SANCTUS 1 & 2
Sanctus 1 & 2 are worship prayers for antiphonal choirs, call singer, kudu horns, djembe, praise singer(s)/poets in indigenous SA and /or international languages interpreting specifically chosen praise psalms texts, and full orchestral forces. The two “Sanctuses” frame the In Paradisum and their overall mood is joyous and celebratory, affirming life.
Arguably the most spectacular movement in the Requiem for the Living, Sanctus 1 & 2 are full of local SA flavour mixed with international elements. The djembe (talking drum) and kudu horns combine with the traditional praise singers intoning psalms over the orchestral music. These re-create an ancient world of religious reflection where inspired poems, drums and ram’s horns called people to prayer and reminded them of the Divine creative presence.
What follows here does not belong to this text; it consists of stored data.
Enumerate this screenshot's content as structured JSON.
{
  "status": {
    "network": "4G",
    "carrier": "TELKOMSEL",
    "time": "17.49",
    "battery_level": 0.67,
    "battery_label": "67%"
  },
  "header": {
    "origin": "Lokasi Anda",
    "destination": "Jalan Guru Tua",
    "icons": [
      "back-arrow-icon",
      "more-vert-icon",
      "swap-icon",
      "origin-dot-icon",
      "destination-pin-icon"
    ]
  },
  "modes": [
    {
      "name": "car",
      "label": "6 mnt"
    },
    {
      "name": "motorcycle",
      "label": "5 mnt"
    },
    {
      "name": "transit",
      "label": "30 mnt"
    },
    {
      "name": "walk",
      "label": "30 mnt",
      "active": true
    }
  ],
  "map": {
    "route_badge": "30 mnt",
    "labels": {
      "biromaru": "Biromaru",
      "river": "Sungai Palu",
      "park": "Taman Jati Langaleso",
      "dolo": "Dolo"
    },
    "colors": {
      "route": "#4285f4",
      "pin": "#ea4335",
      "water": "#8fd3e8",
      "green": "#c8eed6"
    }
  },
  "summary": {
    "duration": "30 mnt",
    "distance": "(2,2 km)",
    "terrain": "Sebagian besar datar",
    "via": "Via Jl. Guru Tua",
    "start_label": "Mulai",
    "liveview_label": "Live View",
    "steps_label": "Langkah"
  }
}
In this section of the work, strings provide the underlying chordal structures supporting the antiphonal choirs. Playing a very slow kwela rhythm (rather in the manner of the tortoises dancing the can-can in Saint-Saens’ Carnival of the Animals), theirs is a slow, cosmic dance in which primordial creatures pop up briefly and quirkily on piano, woodwind (including saxophone and contrabassoon), harp and percussion. Harmonies are predominantly major upon major without deliberate diatonic progression. These are very accessible to sing but require choral soprano voices accustomed to maintaining stamina and rounded vocal colour in high ranges. The call singer (high tenor, written at pitch) could be replaced by an alto or a baritone.
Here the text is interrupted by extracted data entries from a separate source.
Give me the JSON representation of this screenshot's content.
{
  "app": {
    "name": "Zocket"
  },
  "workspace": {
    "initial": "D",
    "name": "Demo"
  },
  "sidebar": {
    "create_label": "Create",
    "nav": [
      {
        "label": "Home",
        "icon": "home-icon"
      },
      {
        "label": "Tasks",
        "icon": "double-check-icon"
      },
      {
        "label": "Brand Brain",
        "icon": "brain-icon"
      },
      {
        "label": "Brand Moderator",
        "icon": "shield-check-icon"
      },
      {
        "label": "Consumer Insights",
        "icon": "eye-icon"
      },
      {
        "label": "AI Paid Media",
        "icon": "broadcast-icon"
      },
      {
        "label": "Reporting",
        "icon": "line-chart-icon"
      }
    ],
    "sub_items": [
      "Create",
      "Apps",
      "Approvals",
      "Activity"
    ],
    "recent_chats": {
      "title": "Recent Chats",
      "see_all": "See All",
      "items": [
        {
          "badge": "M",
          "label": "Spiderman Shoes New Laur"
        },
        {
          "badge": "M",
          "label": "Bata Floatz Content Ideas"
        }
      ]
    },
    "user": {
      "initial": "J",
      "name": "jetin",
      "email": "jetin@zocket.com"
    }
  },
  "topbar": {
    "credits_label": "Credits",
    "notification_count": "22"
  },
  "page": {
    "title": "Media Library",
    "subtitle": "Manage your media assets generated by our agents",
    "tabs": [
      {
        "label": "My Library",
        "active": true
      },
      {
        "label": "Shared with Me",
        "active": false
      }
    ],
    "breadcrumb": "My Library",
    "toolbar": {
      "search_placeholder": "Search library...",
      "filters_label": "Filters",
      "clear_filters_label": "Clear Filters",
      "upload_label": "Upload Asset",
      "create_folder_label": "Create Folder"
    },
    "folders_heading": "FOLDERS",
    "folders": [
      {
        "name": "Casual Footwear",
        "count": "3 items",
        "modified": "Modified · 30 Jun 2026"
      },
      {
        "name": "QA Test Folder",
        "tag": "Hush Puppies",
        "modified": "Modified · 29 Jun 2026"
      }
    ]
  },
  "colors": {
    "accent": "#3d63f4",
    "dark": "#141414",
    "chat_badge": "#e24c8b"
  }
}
In the intervening sections, choirs and brass with tubular bells and pitched percussion combine in homorhythmic, powerful bursts which are gradually built up during each successive intervention, culminating in a “calm before the hosanna“ progression of close harmony chords delicately outlined by piano and harp. The final tumultuous tutti is brought to a close after ululations and dancing, by a meditative amen. Although Sanctus 1 & 2 are written in incremental layers, the rhythmic framework is so straightforward that the main challenge of putting them together lies in the balancing of textures.